La fonction publique reste difficile d’accès pour les candidats issus de l’immigration
• Pendant un certain temps, c’est vrai, il était difficile d’y accéder puisqu’il fallait avoir la nationalité belge. Les choses ont quelque peu évolué aujourd’hui. L’accès à la fonction publique a été ouvert aux candidats ayant des diplômes belges même s’ils n’ont pas la nationalité. La discrimination à l’embauche touche même les personnes établies depuis longtemps en Belgique. A Bruxelles, elle concerne des personnes d’origine marocaine ou turque, mais plus encore la population d’origine subsaharienne, parfois en dépit de leur qualification. C’est flagrant dans le secteur des services. Un employé de banque peut être d’origine marocaine ou turque mais rarement subsaharienne. La discrimination à l’embauche est plutôt sournoise. A compétence et à qualification égales, un Belge d’origine étrangère est évincé sur la base du CV et donc du nom. C’est un thème sur lequel j’ai beaucoup travaillé quand j’étais ministre de l’Emploi, et nous avons réalisé des avancées significatives. Mais c’est un problème plus profond, puisqu’à l’intérieur même de la communauté d’origine étrangère, il y a de la discrimination. Un commerçant d’origine étrangère rechigne parfois à embaucher un concitoyen. On est toujours l’étranger de quelqu’un d’autre.

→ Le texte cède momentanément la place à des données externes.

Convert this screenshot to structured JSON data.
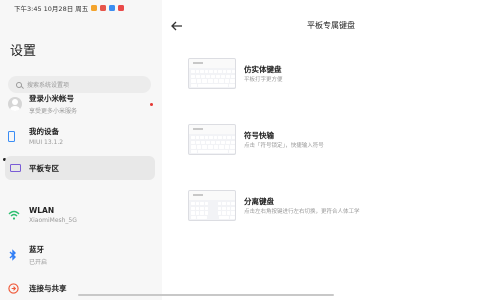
{
  "status_bar": {
    "time_date": "下午3:45  10月28日 周五",
    "notif_colors": [
      "#f4a42c",
      "#e7554a",
      "#3b8ef2",
      "#ea4a4a"
    ]
  },
  "left_pane": {
    "title": "设置",
    "search": {
      "placeholder": "搜索系统设置项",
      "icon": "search-icon"
    },
    "items": [
      {
        "title": "登录小米帐号",
        "subtitle": "享受更多小米服务",
        "icon": "avatar-icon",
        "badge": "red-dot"
      },
      {
        "title": "我的设备",
        "subtitle": "MIUI 13.1.2",
        "icon": "phone-icon"
      },
      {
        "title": "平板专区",
        "subtitle": "",
        "icon": "tablet-icon",
        "selected": true
      },
      {
        "title": "WLAN",
        "subtitle": "XiaomiMesh_5G",
        "icon": "wifi-icon"
      },
      {
        "title": "蓝牙",
        "subtitle": "已开启",
        "icon": "bluetooth-icon"
      },
      {
        "title": "连接与共享",
        "subtitle": "",
        "icon": "share-icon"
      }
    ]
  },
  "right_pane": {
    "title": "平板专属键盘",
    "back_icon": "back-arrow-icon",
    "options": [
      {
        "title": "仿实体键盘",
        "desc": "平板打字更方便"
      },
      {
        "title": "符号快输",
        "desc": "点击「符号锁定」，快捷输入符号"
      },
      {
        "title": "分离键盘",
        "desc": "点击左右角按键进行左右切换，更符合人体工学"
      }
    ]
  },
  "colors": {
    "accent_blue": "#3a8df5",
    "tablet_purple": "#7a5cd6",
    "wifi_green": "#2fbf71",
    "bluetooth_blue": "#2f7df6",
    "share_red": "#f05a3a"
  }
}
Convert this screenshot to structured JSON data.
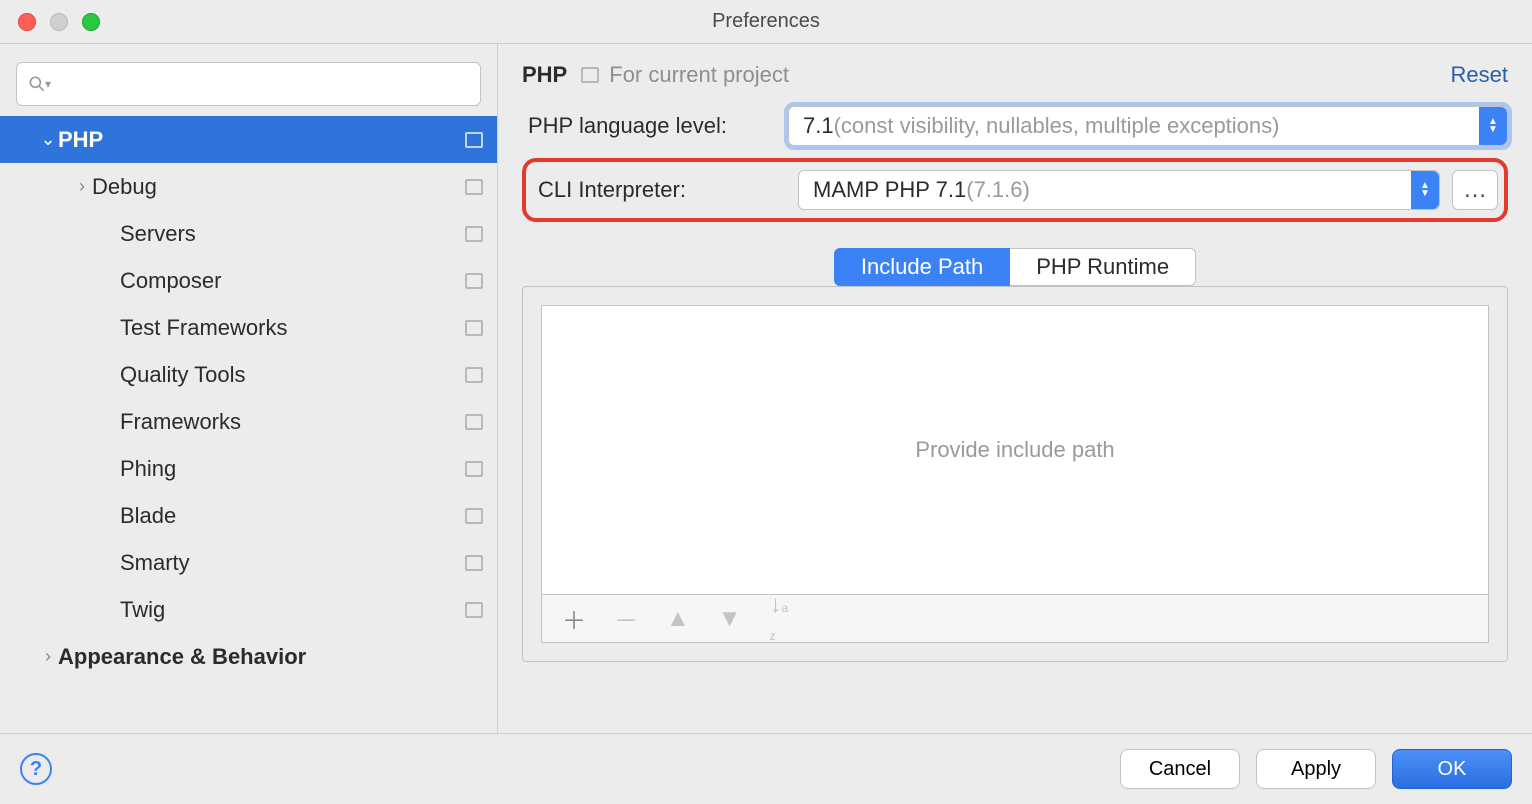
{
  "window": {
    "title": "Preferences"
  },
  "sidebar": {
    "items": [
      {
        "label": "PHP",
        "level": 0,
        "expanded": true,
        "selected": true,
        "bold": true,
        "projIcon": true,
        "hasArrow": true
      },
      {
        "label": "Debug",
        "level": 1,
        "expanded": false,
        "bold": false,
        "projIcon": true,
        "hasArrow": true
      },
      {
        "label": "Servers",
        "level": 2,
        "projIcon": true
      },
      {
        "label": "Composer",
        "level": 2,
        "projIcon": true
      },
      {
        "label": "Test Frameworks",
        "level": 2,
        "projIcon": true
      },
      {
        "label": "Quality Tools",
        "level": 2,
        "projIcon": true
      },
      {
        "label": "Frameworks",
        "level": 2,
        "projIcon": true
      },
      {
        "label": "Phing",
        "level": 2,
        "projIcon": true
      },
      {
        "label": "Blade",
        "level": 2,
        "projIcon": true
      },
      {
        "label": "Smarty",
        "level": 2,
        "projIcon": true
      },
      {
        "label": "Twig",
        "level": 2,
        "projIcon": true
      },
      {
        "label": "Appearance & Behavior",
        "level": 0,
        "expanded": false,
        "bold": true,
        "projIcon": false,
        "hasArrow": true
      }
    ]
  },
  "header": {
    "title": "PHP",
    "subtitle": "For current project",
    "reset": "Reset"
  },
  "form": {
    "langLabel": "PHP language level:",
    "langValue": "7.1",
    "langHint": " (const visibility, nullables, multiple exceptions)",
    "cliLabel": "CLI Interpreter:",
    "cliValue": "MAMP PHP 7.1",
    "cliHint": " (7.1.6)"
  },
  "tabs": {
    "include": "Include Path",
    "runtime": "PHP Runtime"
  },
  "listbox": {
    "placeholder": "Provide include path"
  },
  "footer": {
    "cancel": "Cancel",
    "apply": "Apply",
    "ok": "OK"
  }
}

Dans les prisons belges, une forte proportion des détenus sont des jeunes d’origine marocaine. Comment expliquez-vous cela ?

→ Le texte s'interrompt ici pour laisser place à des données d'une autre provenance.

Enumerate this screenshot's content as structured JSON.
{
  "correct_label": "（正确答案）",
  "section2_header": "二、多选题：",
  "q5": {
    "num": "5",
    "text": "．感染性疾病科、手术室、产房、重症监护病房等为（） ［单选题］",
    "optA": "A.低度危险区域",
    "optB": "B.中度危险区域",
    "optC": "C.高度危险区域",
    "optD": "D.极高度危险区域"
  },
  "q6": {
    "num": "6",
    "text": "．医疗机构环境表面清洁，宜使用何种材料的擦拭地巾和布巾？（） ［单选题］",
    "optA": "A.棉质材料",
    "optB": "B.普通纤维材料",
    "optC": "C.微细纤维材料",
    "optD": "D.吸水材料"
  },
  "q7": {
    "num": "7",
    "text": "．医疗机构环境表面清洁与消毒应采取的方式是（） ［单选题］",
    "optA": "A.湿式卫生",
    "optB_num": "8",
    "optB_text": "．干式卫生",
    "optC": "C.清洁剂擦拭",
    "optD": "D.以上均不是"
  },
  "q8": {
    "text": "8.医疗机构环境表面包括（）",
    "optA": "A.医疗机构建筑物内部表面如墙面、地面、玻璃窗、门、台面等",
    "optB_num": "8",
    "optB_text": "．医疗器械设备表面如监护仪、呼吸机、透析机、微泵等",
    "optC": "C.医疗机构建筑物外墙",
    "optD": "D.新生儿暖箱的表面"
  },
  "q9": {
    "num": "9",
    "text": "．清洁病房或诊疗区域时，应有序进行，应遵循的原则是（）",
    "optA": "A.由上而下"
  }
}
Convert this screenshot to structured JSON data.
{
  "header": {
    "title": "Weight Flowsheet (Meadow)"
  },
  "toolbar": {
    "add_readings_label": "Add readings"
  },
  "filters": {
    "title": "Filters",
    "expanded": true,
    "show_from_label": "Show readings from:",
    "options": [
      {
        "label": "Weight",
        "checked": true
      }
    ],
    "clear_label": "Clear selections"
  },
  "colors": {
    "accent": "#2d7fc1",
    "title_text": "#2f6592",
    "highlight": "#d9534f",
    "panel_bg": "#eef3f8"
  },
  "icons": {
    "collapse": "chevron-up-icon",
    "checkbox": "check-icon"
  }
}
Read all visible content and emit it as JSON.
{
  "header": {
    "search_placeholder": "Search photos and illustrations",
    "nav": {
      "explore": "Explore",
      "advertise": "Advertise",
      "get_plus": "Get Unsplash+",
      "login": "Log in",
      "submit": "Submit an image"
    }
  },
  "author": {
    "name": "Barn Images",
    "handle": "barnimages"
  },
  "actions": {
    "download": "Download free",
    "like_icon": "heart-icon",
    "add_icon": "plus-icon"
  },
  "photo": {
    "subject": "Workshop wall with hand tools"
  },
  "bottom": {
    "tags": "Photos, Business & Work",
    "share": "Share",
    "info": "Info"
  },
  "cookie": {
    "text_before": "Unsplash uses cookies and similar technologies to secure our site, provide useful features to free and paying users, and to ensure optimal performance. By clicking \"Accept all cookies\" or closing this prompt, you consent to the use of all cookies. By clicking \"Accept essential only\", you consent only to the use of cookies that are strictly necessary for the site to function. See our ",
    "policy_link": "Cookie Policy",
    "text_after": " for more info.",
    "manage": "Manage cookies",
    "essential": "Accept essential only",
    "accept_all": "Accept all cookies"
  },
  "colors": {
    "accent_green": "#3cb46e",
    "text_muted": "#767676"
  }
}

• Il semble que beaucoup y sont pour des affaires liées au trafic de drogue. Des jeunes et moins jeunes, souvent au chômage, sont tombés dans la petite délinquance. Devenus accros de drogue, ils sont passés à la criminalité. Non pas la grande criminalité, plutôt des petits cambriolages. Mais une fois que l’on se retrouve dans cet engrenage, il devient difficile d’en sortir.

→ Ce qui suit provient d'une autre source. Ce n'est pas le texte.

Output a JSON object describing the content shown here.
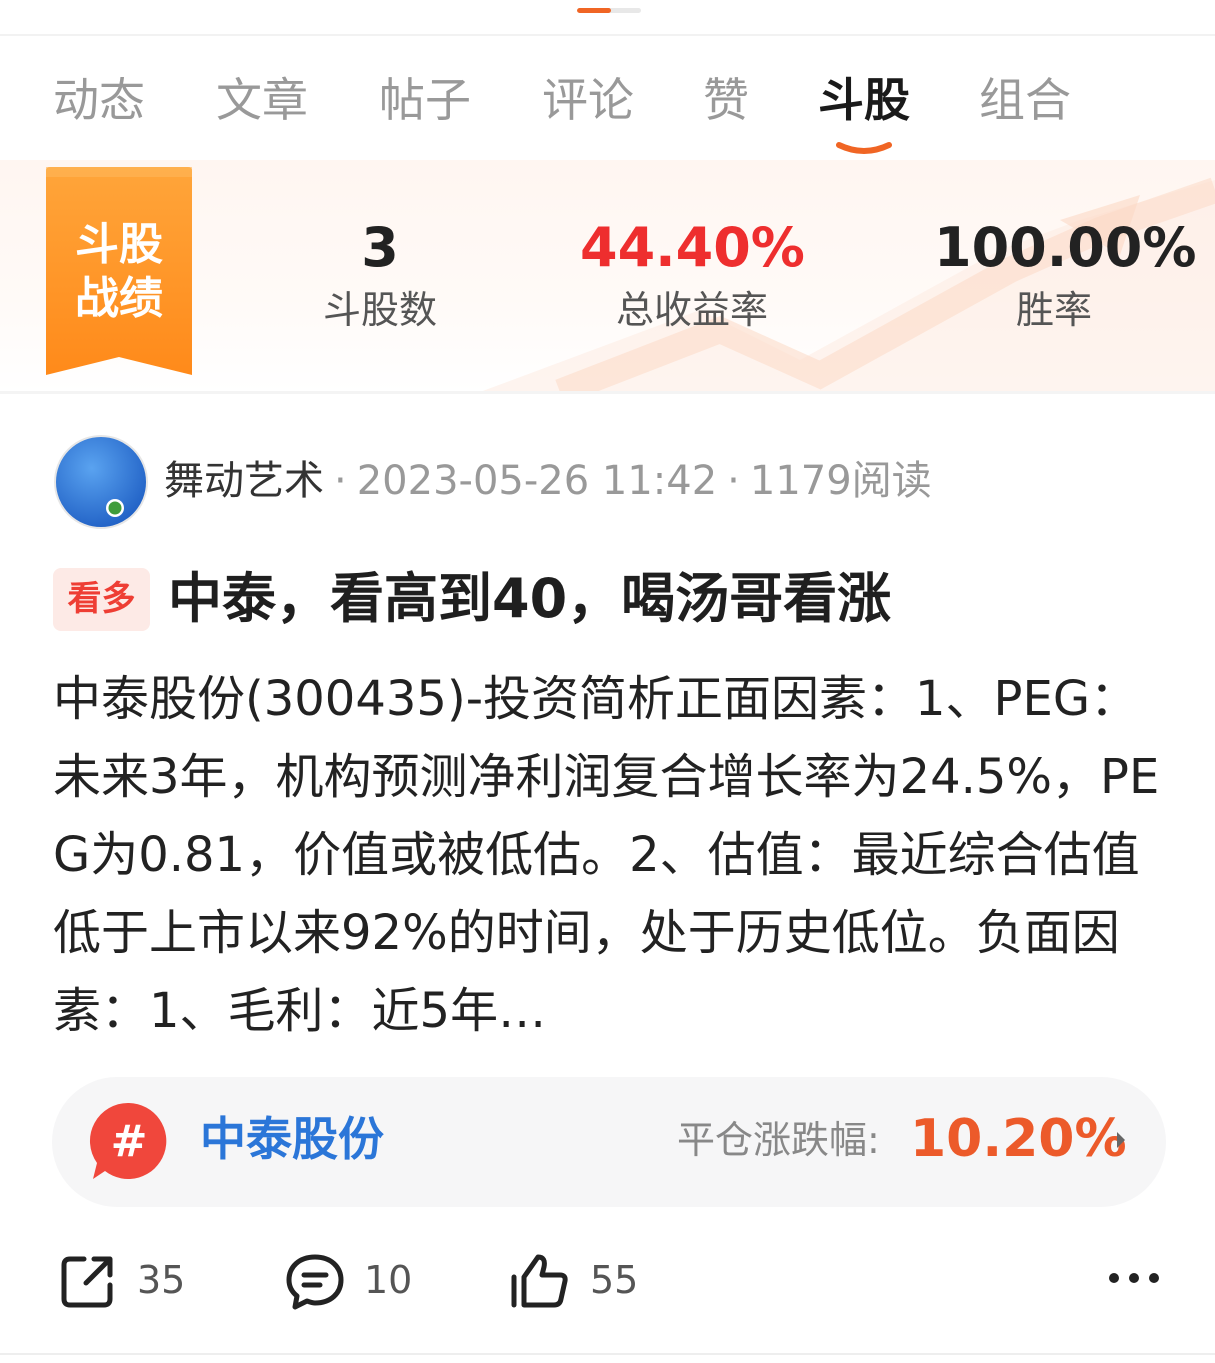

« Le modèle belge n’existe pas ! »
Il n’y a pas de modèle belge. Pas non plus de moule unique dans lequel il faut se fondre. Il n’y a qu’à voir les Belges francophones et les Flamands que de grandes différences opposent. Pour Eric Tomas, président du parlement de la région de Bruxelles, l’intégration n’est pas une assimilation à la manière de ce qui s’est fait aux Etats-Unis où des vagues d’immigration, venues de toutes parts, se sont fondues dans un même modèle. « En apparence du moins, puisque des pans entiers de la population américaine recherchent aujourd’hui à avoir des racines et une identité », précise-t-il. Pour lui, l’intégration au vrai sens du terme est d’être dans un système, économique, social ou politique, tout en gardant ses propres aspirations et racines qu’elles soient idéologiques, culturelles ou religieuses. Aux yeux du parlementaire, les Marocains ont réussi à s’inscrire dans ce schéma. « Il n’y a qu’à voir ces jeunes issus de l’immigration qui ont pris d’assaut les structures politiques. Au parlement de Bruxelles, ils constituent la moitié des députés. Sur les 26 de la région de Bruxelles, 13 sont d’origine marocaine.